It always kind of surprises me when people actually say things like that. I will admit that most of people that I talk to on a regular basis fit firmly into the progressive, feminist school of thought, where it's understood that a woman's appearance is not a reflection of her character, and that enjoying consensual sex is not a moral failing. Those beliefs are so much a part of my world view that to hear anything else seems ludicrous. My instinctive reaction is to assume that they must be joking; people don't seriously believe this stuff, do they?

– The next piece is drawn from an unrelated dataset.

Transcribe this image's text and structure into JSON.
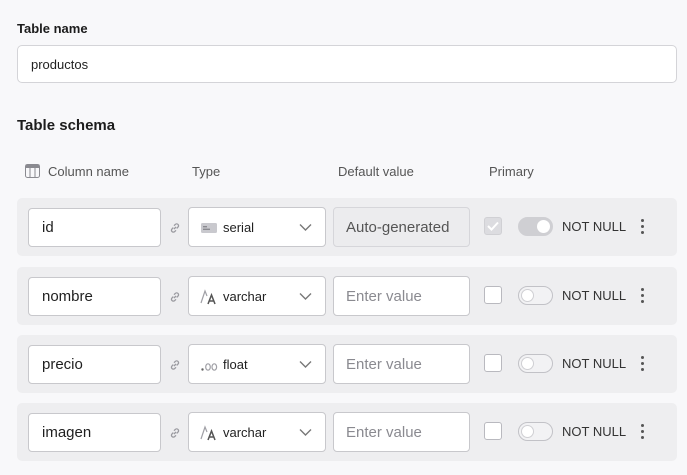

While I fully support every woman's right to be comfortable in what she's wearing, whether it's a pair of shorts and a crop top or a burqa, I hate the idea of modesty. Modesty, as a physical concept, is applied almost exclusively to women. Either their sexy, sinful bodies encourage men to lust after them and must be covered up, or their bodies must be covered up because... um, *mumble mumble* self respect. Even when it's not couched in terms of a woman's responsibility for a man's response to her, it still intrinsically links a woman's worth to the amount of skin that she shows. The idea that a woman who respects herself can dress any way that makes her feel good isn't even entertained.
The issue that I have with this "compliment" is the same one that I have with the other one - I don't want other people to project their assumptions onto my body. I don't dress the way that I dress (relatively covered up, most of the time) because I feel the need to hide my body away, but because it's comfortable for me. I'm not wearing my full-skirted, 1950s dress in opposition to another woman's bodycon mini. The only statement that I'm making is "I like this."
What I find really damaging about this attitude is that it comes, most often, from other women, and it's depressing how often it crops up. Even when it's not explicitly stated that way, seeing vintage loving women say that they hate mini skirts or booty shorts or other kinds of revealing clothing has the tacit message that covering up is better, and that they are better because that's what they do. It's a wonderful thing to take pride in yourself and in your appearance, but you don't have to look down on other people to do it.
The term "rape culture" has gained a lot of traction in the past few years, and I see this as an aspect of it. Women police other women's sexuality, and their perceived expression of it, because it makes them feel safe. Modesty and its enforcement is protection from the ills of the world. If you're good, if you cover up, if your sexuality is kept under wraps, then you can't be raped or abused. That's why you see the kind of vicious slut-shaming that is so distressingly common after something like Steubenville - the victims have to be made into the kind of girls who are "asking for it." If they're not, then other women have to face the scary fact that it could happen to any one of them.
I don't consider modesty a virtue. A virtue is something that improves the world - kindness, patience, generosity, compassion. It has nothing to do with how you look or what you wear.